In his farewell note, AB admitted he felt he was tired. Is that something you can relate to?
It is tough. A lot people do not realise we almost spend 200-plus days in a year out of the country travelling, playing cricket, [doing] a lot of training, a lot of photo shoots. People expect and demand your time in the level he's at. With a young family, as he has, there are expectations too. It must be excruciatingly tiring trying to go from cricket training, where you are concentrating on giving it your all, leading your team, worrying about whether the team is going to win and then getting home to find out your wife has got a headache, your kid is sick and the other one is hungry. I can't imagine it. He must be absolutely exhausted. I don't blame him. If you look at his stats, what more does the man have to prove in international cricket? He has played for 14 years.

Morne Morkel, who also quit recently, pointed out how AB retired without any fanfare.

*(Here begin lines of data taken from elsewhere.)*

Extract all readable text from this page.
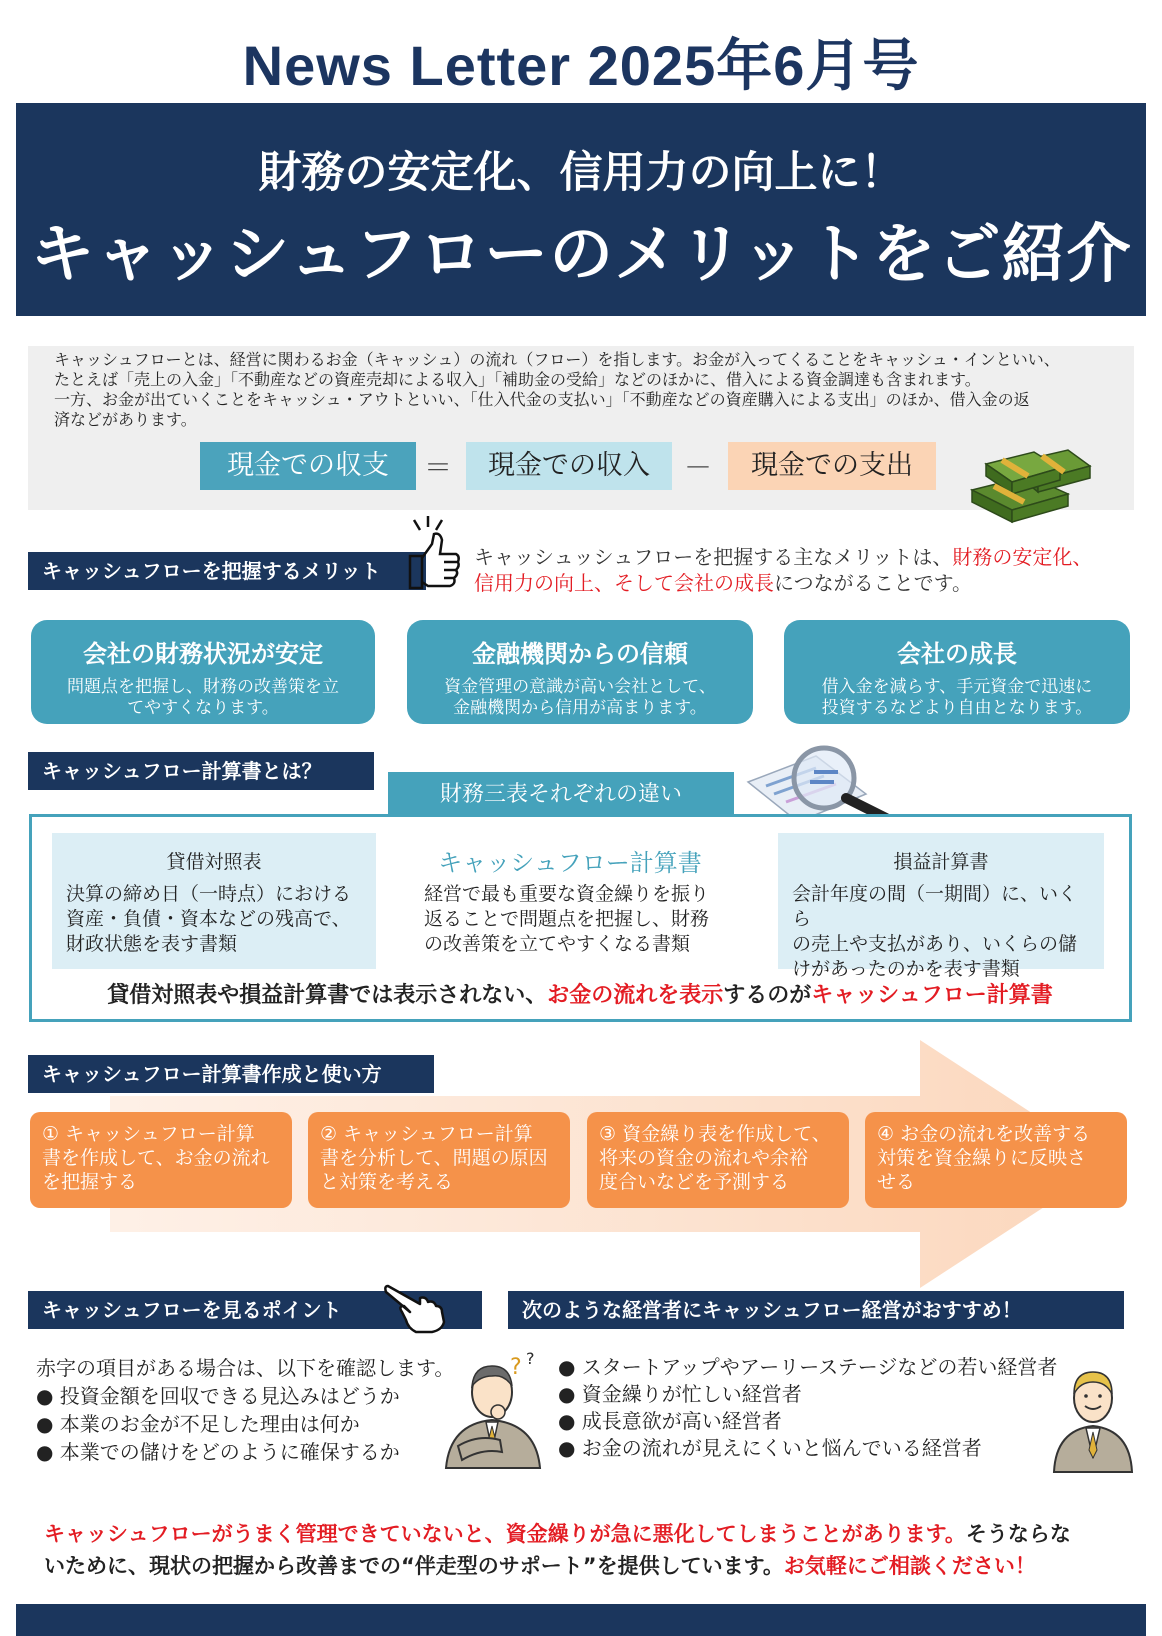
News Letter 2025年6月号
財務の安定化、信用力の向上に！
キャッシュフローのメリットをご紹介
キャッシュフローとは、経営に関わるお金（キャッシュ）の流れ（フロー）を指します。お金が入ってくることをキャッシュ・インといい、
たとえば「売上の入金」「不動産などの資産売却による収入」「補助金の受給」などのほかに、借入による資金調達も含まれます。
一方、お金が出ていくことをキャッシュ・アウトといい、「仕入代金の支払い」「不動産などの資産購入による支出」のほか、借入金の返
済などがあります。
現金での収支	＝	現金での収入	－	現金での支出
キャッシュフローを把握するメリット
キャッシュッシュフローを把握する主なメリットは、財務の安定化、
信用力の向上、そして会社の成長につながることです。
会社の財務状況が安定
問題点を把握し、財務の改善策を立
てやすくなります。
金融機関からの信頼
資金管理の意識が高い会社として、
金融機関から信用が高まります。
会社の成長
借入金を減らす、手元資金で迅速に
投資するなどより自由となります。
キャッシュフロー計算書とは？
財務三表それぞれの違い
貸借対照表
決算の締め日（一時点）における
資産・負債・資本などの残高で、
財政状態を表す書類
キャッシュフロー計算書
経営で最も重要な資金繰りを振り
返ることで問題点を把握し、財務
の改善策を立てやすくなる書類
損益計算書
会計年度の間（一期間）に、いくら
の売上や支払があり、いくらの儲
けがあったのかを表す書類
貸借対照表や損益計算書では表示されない、お金の流れを表示するのがキャッシュフロー計算書
キャッシュフロー計算書作成と使い方
① キャッシュフロー計算
書を作成して、お金の流れ
を把握する
② キャッシュフロー計算
書を分析して、問題の原因
と対策を考える
③ 資金繰り表を作成して、
将来の資金の流れや余裕
度合いなどを予測する
④ お金の流れを改善する
対策を資金繰りに反映さ
せる
キャッシュフローを見るポイント
赤字の項目がある場合は、以下を確認します。
● 投資金額を回収できる見込みはどうか
● 本業のお金が不足した理由は何か
● 本業での儲けをどのように確保するか
? ?
次のような経営者にキャッシュフロー経営がおすすめ！
● スタートアップやアーリーステージなどの若い経営者
● 資金繰りが忙しい経営者
● 成長意欲が高い経営者
● お金の流れが見えにくいと悩んでいる経営者
キャッシュフローがうまく管理できていないと、資金繰りが急に悪化してしまうことがあります。そうならな
いために、現状の把握から改善までの“伴走型のサポート”を提供しています。お気軽にご相談ください！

A lot of us dream of a fairy-tale ending. AB did not want to go out driving in an open car, waving at fans at Supersport Park. He was quite happy to just say thank you very much after playing heavy cricket. That is quite admirable.

What has cricket lost?
It has lost the best. You can see guys playing international cricket and you think they are good enough, but they are not quite there yet. Then you get guys that are good. Then you get guys that are excellent. And then you get AB de Villiers.